- Directed by: Caroline Berler
- Produced by: Caroline Berler
- Starring: Desiree Akhavan; Cheryl Dunye; Su Friedrich; Jenni Olson; B. Ruby Rich; Yoruba Richen; Sarah Schulman;
- Cinematography: Brian Inocencio; Melanie McLean Brooks;
- Music by: Gil Talmi
- Distributed by: Frameline Distribution
- Release date: June 18, 2018 (Frameline Film Festival);
- Running time: 61 minutes
- Language: English

= Dykes, Camera, Action! =

Dykes, Camera, Action! is a 2018 American documentary film about the history of lesbian and queer cinema from the women who made it happen. The documentary is the first feature-length film of New York City based director and editor, Caroline Berler.

== Synopsis ==
The film is the exploration of lesbian cinema from the 1970s to now.
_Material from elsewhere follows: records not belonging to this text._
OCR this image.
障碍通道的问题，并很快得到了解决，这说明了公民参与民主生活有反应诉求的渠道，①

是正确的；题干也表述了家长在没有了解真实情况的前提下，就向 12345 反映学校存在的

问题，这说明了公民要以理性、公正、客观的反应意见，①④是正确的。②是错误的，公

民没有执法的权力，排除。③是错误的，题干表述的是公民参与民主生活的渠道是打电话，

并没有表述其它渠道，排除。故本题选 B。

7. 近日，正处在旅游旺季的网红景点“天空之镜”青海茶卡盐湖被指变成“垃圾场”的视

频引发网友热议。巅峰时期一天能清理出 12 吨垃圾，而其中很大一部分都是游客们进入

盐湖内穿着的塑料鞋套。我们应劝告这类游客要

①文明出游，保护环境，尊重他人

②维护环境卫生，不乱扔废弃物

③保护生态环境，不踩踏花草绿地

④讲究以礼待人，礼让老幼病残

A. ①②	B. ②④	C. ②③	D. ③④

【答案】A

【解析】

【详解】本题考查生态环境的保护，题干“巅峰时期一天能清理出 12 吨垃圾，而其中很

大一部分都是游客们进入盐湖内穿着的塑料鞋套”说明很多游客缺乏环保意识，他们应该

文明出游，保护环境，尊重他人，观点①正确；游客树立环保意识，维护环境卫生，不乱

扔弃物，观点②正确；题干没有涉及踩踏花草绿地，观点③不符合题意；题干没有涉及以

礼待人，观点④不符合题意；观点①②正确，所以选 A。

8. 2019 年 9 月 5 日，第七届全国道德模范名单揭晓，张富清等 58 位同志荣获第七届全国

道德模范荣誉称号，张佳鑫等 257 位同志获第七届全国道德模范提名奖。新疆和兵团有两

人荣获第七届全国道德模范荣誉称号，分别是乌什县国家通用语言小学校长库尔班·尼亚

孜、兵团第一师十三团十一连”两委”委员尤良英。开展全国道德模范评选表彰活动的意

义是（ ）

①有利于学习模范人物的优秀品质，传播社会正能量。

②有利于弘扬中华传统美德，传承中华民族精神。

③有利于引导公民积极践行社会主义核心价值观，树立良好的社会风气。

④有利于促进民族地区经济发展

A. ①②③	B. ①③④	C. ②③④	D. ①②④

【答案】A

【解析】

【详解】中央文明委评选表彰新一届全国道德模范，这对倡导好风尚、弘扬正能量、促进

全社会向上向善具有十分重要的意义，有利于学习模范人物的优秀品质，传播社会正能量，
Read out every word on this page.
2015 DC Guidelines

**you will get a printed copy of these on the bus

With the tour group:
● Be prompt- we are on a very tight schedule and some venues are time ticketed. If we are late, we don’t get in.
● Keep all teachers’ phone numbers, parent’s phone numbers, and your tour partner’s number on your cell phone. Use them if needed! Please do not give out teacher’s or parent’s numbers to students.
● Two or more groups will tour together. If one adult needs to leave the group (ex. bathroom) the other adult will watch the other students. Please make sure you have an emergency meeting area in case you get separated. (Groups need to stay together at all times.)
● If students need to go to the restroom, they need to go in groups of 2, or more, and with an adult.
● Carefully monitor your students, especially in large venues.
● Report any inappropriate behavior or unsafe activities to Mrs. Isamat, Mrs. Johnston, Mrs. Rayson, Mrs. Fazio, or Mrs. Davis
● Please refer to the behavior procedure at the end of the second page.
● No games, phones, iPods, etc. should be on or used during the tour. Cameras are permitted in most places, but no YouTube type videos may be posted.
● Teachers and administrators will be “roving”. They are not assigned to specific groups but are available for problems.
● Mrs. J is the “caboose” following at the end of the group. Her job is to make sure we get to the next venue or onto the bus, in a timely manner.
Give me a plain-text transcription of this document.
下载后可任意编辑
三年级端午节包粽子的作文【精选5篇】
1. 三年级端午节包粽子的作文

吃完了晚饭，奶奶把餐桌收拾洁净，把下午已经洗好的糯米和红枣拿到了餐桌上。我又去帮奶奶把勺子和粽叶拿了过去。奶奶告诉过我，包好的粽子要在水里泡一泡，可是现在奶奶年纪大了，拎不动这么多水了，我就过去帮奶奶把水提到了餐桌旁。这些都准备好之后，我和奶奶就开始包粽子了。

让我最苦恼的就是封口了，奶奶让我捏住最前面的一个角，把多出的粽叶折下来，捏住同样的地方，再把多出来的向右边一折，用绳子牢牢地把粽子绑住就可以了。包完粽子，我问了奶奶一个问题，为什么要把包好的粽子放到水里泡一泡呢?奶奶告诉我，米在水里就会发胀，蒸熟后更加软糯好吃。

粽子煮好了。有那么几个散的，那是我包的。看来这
Filmmakers Barbara Hammer, Su Friedrich, Rose Troche, Cheryl Dunye, Yoruba Richen, Desiree Akhavan, Vicky Du, film critic B. Ruby Rich, Jenni Olson, and others share from their lives and discuss how they've expressed lesbian and queer identity through film.

Cast reflects on and gives tribute to many influential films and television series:

- Appropriate Behavior (2014)
- Carol (2015)
- Before Stonewall (1984)
- Bound (1996)
- But I'm a Cheerleader (1999)
- The Celluloid Closet (1995)
- Desert Hearts (1985)
- This Film Is Not Yet Rated (2006)
- Go Fish (1994)
- High Art (1998)
- The Joy of Life (2005)
- The L Word television series (2004–2009)
- The Watermelon Woman (1996)

==Accolades==
Caroline Berler received the Outfest 2018 Programming Award for Emerging Talent.